Resilienz dank asymmetrischem Renditeprofil
Das asymmetrische Renditeprofil von CBs – auch „Konvexität“ genannt – sorgt für eine bemerkenswerte Resilienz über den gesamten Marktzyklus hinweg. Denn sie partizipieren an steigenden Aktienkursen, während die Anleihekomponente bei Kursrückgängen als Puffer fungiert. Dazu trägt auch die im Vergleich zu klassischen Unternehmensanleihen (High Yield und Investment Grade) geringere Zinssensitivität aufgrund der kürzeren Duration bei.

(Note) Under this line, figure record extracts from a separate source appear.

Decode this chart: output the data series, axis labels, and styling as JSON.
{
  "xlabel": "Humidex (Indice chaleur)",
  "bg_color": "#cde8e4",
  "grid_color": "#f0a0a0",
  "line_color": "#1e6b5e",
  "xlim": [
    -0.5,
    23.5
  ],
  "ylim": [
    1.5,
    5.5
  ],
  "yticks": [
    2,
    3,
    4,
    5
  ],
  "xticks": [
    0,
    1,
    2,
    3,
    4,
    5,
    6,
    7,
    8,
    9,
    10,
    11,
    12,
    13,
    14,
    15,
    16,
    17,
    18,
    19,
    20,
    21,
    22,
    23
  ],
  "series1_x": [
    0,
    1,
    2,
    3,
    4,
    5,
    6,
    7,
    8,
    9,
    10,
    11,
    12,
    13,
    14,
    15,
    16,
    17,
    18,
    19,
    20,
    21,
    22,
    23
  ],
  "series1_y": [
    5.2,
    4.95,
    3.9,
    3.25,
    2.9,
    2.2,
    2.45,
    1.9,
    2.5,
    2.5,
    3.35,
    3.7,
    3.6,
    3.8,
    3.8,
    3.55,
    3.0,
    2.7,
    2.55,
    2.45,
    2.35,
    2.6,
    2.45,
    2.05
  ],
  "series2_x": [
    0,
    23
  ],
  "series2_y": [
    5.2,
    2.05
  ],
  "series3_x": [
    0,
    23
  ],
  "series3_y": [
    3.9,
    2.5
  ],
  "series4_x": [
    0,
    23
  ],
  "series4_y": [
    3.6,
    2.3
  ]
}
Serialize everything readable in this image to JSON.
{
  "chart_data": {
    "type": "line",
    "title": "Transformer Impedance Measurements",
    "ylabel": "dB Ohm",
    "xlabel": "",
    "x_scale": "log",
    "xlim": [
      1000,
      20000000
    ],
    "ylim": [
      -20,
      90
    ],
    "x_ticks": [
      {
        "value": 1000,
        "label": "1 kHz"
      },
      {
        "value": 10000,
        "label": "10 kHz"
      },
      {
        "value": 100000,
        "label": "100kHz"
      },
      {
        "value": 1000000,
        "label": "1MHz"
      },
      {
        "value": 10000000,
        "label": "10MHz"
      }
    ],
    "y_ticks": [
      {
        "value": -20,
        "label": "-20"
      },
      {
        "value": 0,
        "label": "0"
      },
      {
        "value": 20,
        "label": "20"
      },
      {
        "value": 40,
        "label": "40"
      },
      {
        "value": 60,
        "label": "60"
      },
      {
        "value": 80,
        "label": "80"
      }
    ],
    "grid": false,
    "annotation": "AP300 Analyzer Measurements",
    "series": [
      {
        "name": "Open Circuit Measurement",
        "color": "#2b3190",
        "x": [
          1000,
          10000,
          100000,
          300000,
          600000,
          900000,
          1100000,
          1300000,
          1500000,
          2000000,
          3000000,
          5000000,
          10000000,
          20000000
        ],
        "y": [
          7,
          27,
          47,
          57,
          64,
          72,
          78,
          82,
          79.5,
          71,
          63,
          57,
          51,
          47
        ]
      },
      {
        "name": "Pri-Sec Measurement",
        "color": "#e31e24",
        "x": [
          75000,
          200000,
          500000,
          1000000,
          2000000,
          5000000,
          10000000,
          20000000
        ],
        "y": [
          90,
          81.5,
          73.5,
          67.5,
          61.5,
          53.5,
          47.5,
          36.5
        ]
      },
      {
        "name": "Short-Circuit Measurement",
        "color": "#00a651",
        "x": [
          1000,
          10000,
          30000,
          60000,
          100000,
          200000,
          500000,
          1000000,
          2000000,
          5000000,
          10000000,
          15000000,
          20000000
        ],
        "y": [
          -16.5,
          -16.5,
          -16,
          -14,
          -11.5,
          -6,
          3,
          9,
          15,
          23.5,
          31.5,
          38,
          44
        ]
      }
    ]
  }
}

Während der jüngsten Marktkorrektur Anfang August wurde diese Widerstandsfähigkeit deutlich: Der breite CB-Markt (gemessen am FTSE Global Vanilla Index) verzeichnete lediglich rund ein Drittel des Rückgangs globaler Aktien (MSCI World). Aktive Strategien, bei denen die Konvexität im Vordergrund steht, konnten sogar noch bessere Resultate erzielen ohne gleichzeitig insgesamt besonders defensiv aufgestellt zu sein.
Wichtig ist dabei: Die CB-Anleihekomponente ist kein Allheilmittel. Damit sie funktioniert, muss sie ihren Wert halten, der von der Einschätzung der Kreditwürdigkeit des Unternehmens abhängt. Daher hat eine rigorose Kreditanalyse für Anleger, die ihr Kapital angemessen schützen wollen, oberste Priorität, zumal die Mehrzahl der Wandelanleihen von den großen Rating-Agenturen nicht bewertet wird.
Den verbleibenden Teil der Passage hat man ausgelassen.